Since writing thus far I note more particularly than I had before done, that the treasurers return sais that he had received from the Commonwealth of Virginia a Sum of Money in Specie, &.c. this indeed stating it as the act of this Commonwealth renders it necessary for me to disavow it—which I hereby do. it was the Act of the drawee of which the Commonwealth had neither knowledge or Intimation; and this return fixing the Act on the Commonwealth instead of the Drawee is so far wrong.3

&c. &c.

Thos. Jefferson

1Carter Braxton.

2On 7 October 1779 Congress resolved that, beginning on 1 February 1780 and continuing thereafter to 1 October 1780, the thirteen states should pay each month to the Board of Treasury a total of $15,000,000. Of this monthly total, Virginia’s quota was $2,500,000 (Journals of the Continental Congress, XV, 1150).
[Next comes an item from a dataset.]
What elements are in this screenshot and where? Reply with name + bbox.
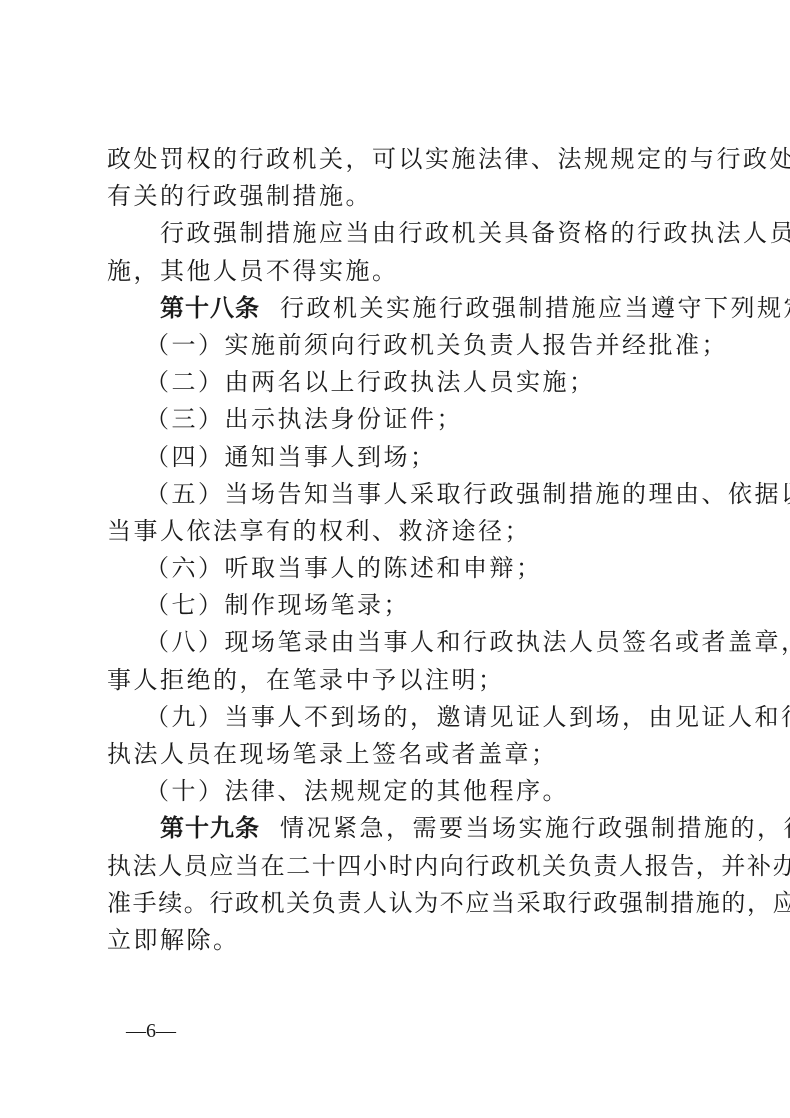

3In view of the fact that Braxton owed money to Virginia, and the state owed money to Congress, Jefferson permitted him to pay his debt to the state by remitting the amount of his obligation in continental currency to the Board of Treasury in Philadelphia. Braxton’s authorization to his agent in that city also specified that the sum should be paid with this type of money. Therefore, as Jefferson points out in this letter, both he and Braxton had conformed with the letter of the tax requisition of Congress and also with the stipulation of its resolution of 18 March 1780 that $1.00 of the new state emissions (or $1.00 specie) should be accounted as an equivalent of $40.00 of the old continental currency. In other words, not they, but the Board of Treasury, had broken the law by accepting the specie offered by Braxton’s agent at a 75 to 1 ratio, thus recognizing the degree of depreciation which existed in fact, even though the legal ratio was still 40 to 1. This error, in the words of the 1 November 1780 report of a congressional committee headed by Theodorick Bland, was “destructive to the credit of the new emission, and [would] have a fatal tendency to depreciate it” (ibid., XVIII, 1003–4). Accepting this report on 15 November after it had been recommitted and somewhat amended, Congress exonerated the government of Virginia from intentional wrongdoing in the matter and invited it to choose between a return of the specie or having it accepted at 40 to 1 (ibid., XVIII, 1057–58; NA: PCC, No. 136, IV, 621, 623, 635). Jefferson, of course, had not heard of this action when he wrote to the delegates, although he may have been informed by them, or by one of them, of the 1 November version of the committee’s report. As soon as Bland laid Jefferson’s letter before Congress on 19 December, JM moved that the Board of Treasury should record the transaction so that “the State of Virginia may not be included in it” (see below, Motion on Accounts of Carter Braxton, 19 December 1780).